The explicit techno influences are clear in the pulsating layers of house music backing Tillmans’s growling vocals, but there’s also something abstract and performative at work. In “Naïve Me,” Tillmans plays with the title of his track, pulling it apart syllable by syllable and putting it back together again. “Naïve me, me naïve, na-ïve me,” he chants over and over, repeating the word and distorting it until it’s difficult to recognize. Yet, Tillmans is adamant that Fragile doesn’t make techno, calling his sound “pre-techno,” but part of the EP’s appeal is its ability to bring together past and present, both politically and artistically.

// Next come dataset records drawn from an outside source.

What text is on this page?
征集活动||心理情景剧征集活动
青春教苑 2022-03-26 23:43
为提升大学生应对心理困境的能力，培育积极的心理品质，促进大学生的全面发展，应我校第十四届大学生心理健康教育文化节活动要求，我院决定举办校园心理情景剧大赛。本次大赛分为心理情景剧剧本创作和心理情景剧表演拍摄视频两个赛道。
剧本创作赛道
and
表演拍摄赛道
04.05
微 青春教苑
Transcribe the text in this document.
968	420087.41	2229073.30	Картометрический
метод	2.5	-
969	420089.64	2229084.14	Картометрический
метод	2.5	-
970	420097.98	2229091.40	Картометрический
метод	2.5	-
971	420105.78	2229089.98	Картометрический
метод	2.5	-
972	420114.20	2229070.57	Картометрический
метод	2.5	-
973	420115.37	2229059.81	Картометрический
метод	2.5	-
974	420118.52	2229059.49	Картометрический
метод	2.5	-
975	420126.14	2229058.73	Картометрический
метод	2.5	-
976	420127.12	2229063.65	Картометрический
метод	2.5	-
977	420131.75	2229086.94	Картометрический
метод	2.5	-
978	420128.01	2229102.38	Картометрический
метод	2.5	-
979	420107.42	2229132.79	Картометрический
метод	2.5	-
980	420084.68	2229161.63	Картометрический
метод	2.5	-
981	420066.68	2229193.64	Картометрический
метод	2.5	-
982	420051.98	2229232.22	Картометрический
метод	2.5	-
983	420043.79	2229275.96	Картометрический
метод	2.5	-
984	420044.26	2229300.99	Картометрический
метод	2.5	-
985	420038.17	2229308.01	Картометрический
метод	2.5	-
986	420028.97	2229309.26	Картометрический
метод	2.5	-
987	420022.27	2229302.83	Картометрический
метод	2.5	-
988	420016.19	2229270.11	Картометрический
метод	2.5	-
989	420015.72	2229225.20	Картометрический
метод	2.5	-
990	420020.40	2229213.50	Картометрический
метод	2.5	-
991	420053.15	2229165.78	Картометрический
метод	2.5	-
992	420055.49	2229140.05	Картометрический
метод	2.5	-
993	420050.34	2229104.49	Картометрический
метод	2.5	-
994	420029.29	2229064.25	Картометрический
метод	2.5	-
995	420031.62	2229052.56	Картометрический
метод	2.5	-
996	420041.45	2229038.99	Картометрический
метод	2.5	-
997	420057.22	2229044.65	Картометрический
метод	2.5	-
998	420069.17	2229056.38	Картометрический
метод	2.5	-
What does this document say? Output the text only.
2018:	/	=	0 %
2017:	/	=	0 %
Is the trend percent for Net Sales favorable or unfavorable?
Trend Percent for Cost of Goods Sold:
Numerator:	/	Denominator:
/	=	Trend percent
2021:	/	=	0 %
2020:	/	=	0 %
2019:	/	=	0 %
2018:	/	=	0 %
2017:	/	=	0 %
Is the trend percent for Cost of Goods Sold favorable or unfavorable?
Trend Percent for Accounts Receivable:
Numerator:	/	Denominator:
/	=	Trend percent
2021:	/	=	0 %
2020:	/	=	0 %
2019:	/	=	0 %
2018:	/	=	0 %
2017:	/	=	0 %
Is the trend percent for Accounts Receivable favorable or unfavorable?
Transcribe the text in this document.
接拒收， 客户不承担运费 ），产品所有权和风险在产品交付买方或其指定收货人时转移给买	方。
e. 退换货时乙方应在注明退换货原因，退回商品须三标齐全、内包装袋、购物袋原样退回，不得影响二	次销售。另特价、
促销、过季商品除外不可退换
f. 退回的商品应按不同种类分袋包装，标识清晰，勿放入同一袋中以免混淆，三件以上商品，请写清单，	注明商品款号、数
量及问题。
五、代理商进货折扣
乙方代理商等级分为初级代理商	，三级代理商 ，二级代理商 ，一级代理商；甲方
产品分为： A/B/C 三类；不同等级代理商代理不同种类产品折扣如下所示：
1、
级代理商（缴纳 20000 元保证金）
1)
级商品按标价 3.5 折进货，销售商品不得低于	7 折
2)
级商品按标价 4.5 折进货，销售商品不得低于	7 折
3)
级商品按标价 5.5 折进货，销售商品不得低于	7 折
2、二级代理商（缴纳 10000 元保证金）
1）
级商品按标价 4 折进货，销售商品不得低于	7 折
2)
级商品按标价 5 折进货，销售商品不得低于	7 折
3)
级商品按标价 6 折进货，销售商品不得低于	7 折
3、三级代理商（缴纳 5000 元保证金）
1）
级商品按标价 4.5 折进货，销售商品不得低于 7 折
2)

Tillmans may be an icon of the ’90s, but, as his latest collaborations with Frank Ocean, Lady Gaga, and Shayne Oliver — Tillmans walked the Pornhub-sponsored Hood By Air Spring 2017 show — demonstrate, he’s also kept pace and evolved alongside the contemporary arts scenes and the political movement. (He was a staunch anti-Brexit campaigner earlier in the year.) At moments, the Fragile EP feels kind of apocalyptic, but, as Tillmans put it, “It has an infectious groove.”